Dubin, Robert
April 1965
ILR Review;Apr65, Vol. 18 Issue 3, p352
Academic Journal
The article attempts to subject one sociological contribution to the most stringent test of all -- the ability accurately to predict the course of industrial conflict. This should speak for itself as an example of usefulness of sociology to the disciplines analyzing industrial relations. The article states the prediction as made, secondly marshals the evidence bearing on it, thirdly reviews the model from which the prediction was generated and lastly shows how another model was developed. The past and present do contain at least some of the seeds of the future. While straight extrapolation may be pointless and misleading, a prediction based upon a model of the future social system can be very much in order. For a sociologist in particular, concerned as he is with the stabilities and regularities of social life, there is almost a compulsion to see the scientific task as requiring prediction.
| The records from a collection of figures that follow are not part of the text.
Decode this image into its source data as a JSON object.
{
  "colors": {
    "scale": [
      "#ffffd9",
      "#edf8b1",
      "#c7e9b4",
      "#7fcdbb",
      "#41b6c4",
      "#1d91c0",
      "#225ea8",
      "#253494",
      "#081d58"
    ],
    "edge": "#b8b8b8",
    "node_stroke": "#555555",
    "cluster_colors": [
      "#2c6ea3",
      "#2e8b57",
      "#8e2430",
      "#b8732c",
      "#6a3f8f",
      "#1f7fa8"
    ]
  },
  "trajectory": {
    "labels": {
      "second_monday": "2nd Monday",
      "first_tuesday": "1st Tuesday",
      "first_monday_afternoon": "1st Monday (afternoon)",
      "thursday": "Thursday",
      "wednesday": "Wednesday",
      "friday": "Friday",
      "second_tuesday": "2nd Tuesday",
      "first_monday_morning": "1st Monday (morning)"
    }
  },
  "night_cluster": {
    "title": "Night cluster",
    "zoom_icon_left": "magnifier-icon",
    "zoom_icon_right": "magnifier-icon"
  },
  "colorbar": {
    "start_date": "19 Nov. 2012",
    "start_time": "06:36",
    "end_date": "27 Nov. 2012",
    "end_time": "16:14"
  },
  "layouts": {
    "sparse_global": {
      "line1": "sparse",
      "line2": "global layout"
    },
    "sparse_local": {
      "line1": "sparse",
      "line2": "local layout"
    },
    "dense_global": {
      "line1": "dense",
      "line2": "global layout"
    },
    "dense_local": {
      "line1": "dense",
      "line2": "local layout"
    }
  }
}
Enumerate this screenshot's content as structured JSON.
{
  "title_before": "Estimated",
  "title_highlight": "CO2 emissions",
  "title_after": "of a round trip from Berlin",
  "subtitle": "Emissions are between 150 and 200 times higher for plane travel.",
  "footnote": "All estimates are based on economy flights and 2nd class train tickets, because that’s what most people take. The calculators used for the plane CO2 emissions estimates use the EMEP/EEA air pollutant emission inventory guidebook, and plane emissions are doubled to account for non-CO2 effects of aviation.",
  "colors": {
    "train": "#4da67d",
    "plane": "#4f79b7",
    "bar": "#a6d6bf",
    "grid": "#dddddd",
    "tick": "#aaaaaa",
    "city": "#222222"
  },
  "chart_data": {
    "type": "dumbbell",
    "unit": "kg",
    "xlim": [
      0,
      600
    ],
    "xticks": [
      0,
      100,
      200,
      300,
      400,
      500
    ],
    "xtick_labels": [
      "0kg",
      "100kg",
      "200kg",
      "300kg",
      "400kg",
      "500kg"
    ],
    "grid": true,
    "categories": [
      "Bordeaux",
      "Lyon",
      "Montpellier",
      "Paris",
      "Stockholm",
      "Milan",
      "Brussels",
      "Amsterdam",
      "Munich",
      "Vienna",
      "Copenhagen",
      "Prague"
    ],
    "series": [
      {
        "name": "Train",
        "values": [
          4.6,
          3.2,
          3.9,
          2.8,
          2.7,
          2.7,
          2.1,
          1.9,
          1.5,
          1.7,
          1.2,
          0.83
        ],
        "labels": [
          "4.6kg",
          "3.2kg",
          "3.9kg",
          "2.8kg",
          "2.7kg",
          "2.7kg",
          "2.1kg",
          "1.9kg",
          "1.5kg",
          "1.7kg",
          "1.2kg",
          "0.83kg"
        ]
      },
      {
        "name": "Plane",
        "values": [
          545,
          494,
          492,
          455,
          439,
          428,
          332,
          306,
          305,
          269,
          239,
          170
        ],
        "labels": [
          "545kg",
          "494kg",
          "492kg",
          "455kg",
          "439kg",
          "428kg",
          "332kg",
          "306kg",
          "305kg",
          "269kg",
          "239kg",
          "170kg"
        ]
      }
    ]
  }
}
But if the tools of social analysis are useful, then the scientifically constructed models of the future social systems should give us the basis for predicting the state of one of the secondary sets of social practices, namely, industrial conflict. A concrete prediction was made ten years ago about the course of industrial conflict in the United States. The trend data bearing on this prediction seem to confirm the general accuracy of the prediction. This lends support to the model from which the prediction was generated. A second model, relating conflict to the power of union and company, complements the first and tested in one instance, the 1959 steel strike proves viable. Judged by results, the sociological analysis of industrial conflict may be considered a positive contribution to knowledge.